Soddisfatto per il passaggio ai sedicesimi di finale di Coppa Italia Frecciarossa, Fabio Grosso analizza così il match contro il Catanzaro: “Grande approccio alla partita da parte nostra.
Abbiamo dominato tutto il primo tempo, difatti abbiamo concluso con il gol – esordisce -. Nella ripresa, dopo aver concesso un po’ il fianco agli avversari, ci siamo rimessi sui binari giusti”.
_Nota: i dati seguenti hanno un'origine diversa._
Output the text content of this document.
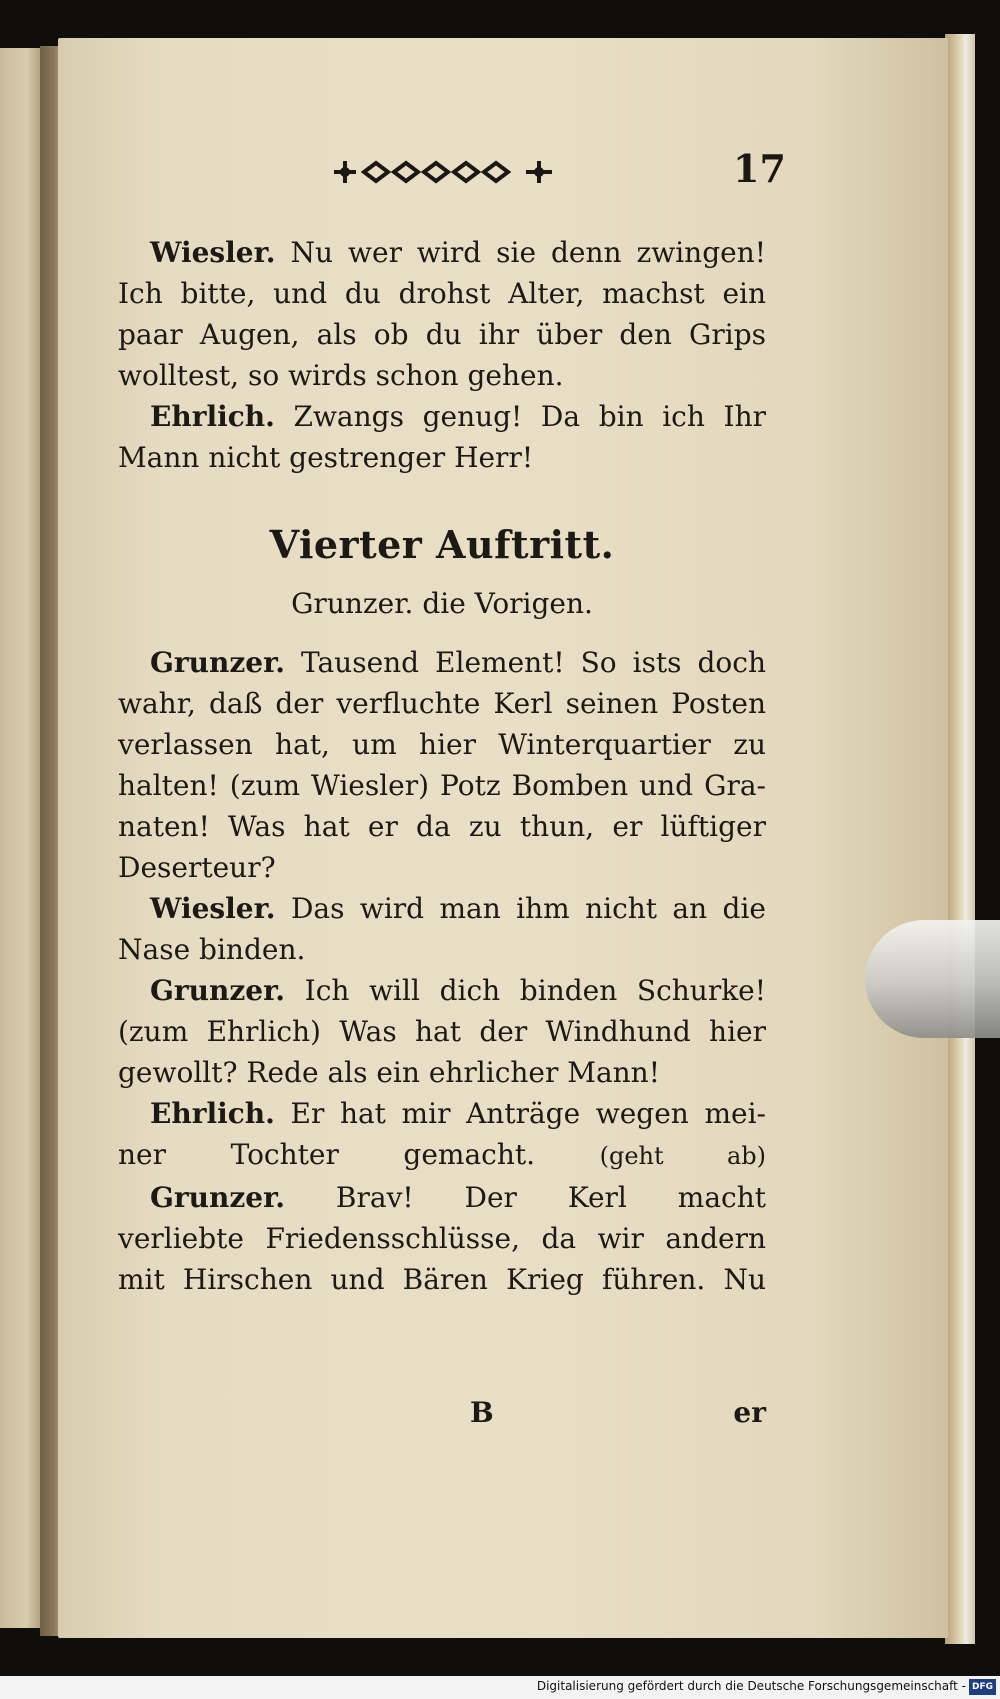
17
Wiesler. Nu wer wird sie denn zwingen!
Ich bitte, und du drohst Alter, machst ein
paar Augen, als ob du ihr über den Grips
wolltest, so wirds schon gehen.
Ehrlich. Zwangs genug! Da bin ich Ihr
Mann nicht gestrenger Herr!
Vierter Auftritt.
Grunzer. die Vorigen.
Grunzer. Tausend Element! So ists doch
wahr, daß der verfluchte Kerl seinen Posten
verlassen hat, um hier Winterquartier zu
halten! (zum Wiesler) Potz Bomben und Gra-
naten! Was hat er da zu thun, er lüftiger
Deserteur?
Wiesler. Das wird man ihm nicht an die
Nase binden.
Grunzer. Ich will dich binden Schurke!
(zum Ehrlich) Was hat der Windhund hier
gewollt? Rede als ein ehrlicher Mann!
Ehrlich. Er hat mir Anträge wegen mei-
ner Tochter gemacht.	(geht ab)
Grunzer. Brav! Der Kerl macht
verliebte Friedensschlüsse, da wir andern
mit Hirschen und Bären Krieg führen. Nu
B	er
Digitalisierung gefördert durch die Deutsche Forschungsgemeinschaft - DFG
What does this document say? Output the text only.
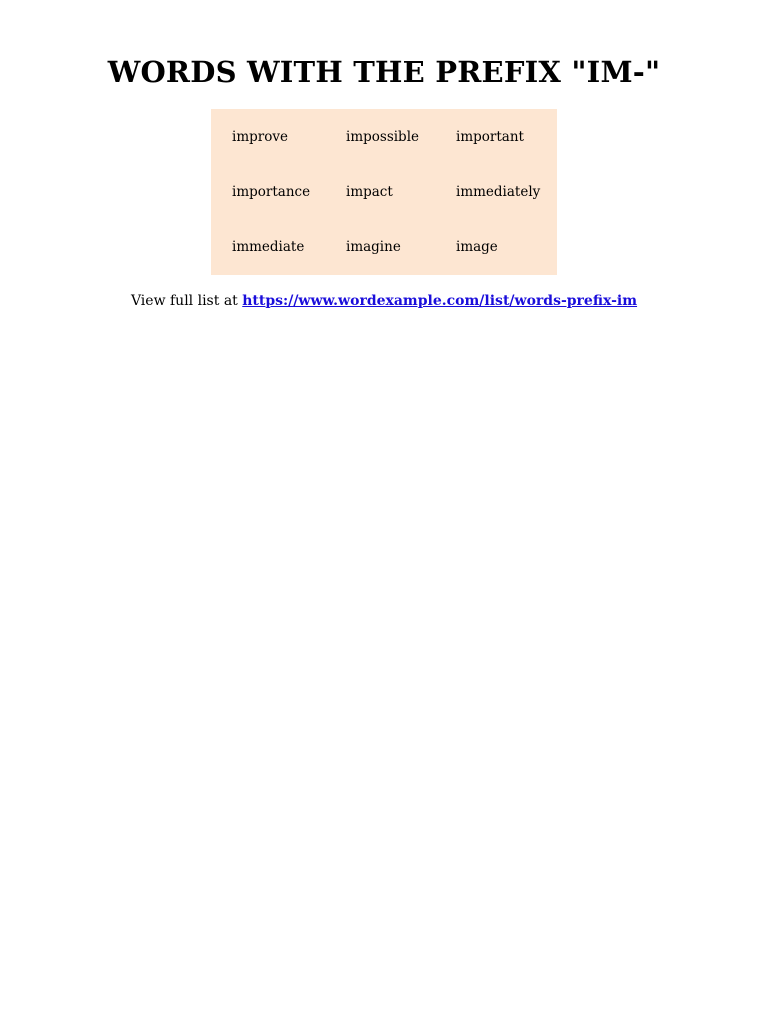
WORDS WITH THE PREFIX "IM-"
improve	impossible	important
importance	impact	immediately
immediate	imagine	image
View full list at https://www.wordexample.com/list/words-prefix-im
Più volte il Sassuolo ha dato prova di poter mettere il sigillo sulla gara, sprecando in svariate occasioni il potenziale 2-0, dopo la firma della prima rete targata Doig, sentenziata da una pennellata del “solito” Domenico Berardi, alla quattrocentesima presenza tra le fila neroverdi: “Dovevamo essere più cinici e concreti sotto porta, ma abbiamo creato le situazioni per far gol più volta e questo è l’aspetto significativo”, asserisce.
Volto noto in casa neroverde, al contempo tra le fila giallorosse, l’ex di giornata Andrea Ghion: “Dovevamo chiudere prima una partita ben giocata nell’arco dei novanta minuti – afferma il centrocampista mantovano -.

Abbiamo concesso al Catanzaro la possibilità di restare in gara ma meritavamo di passare il turno”, conclude.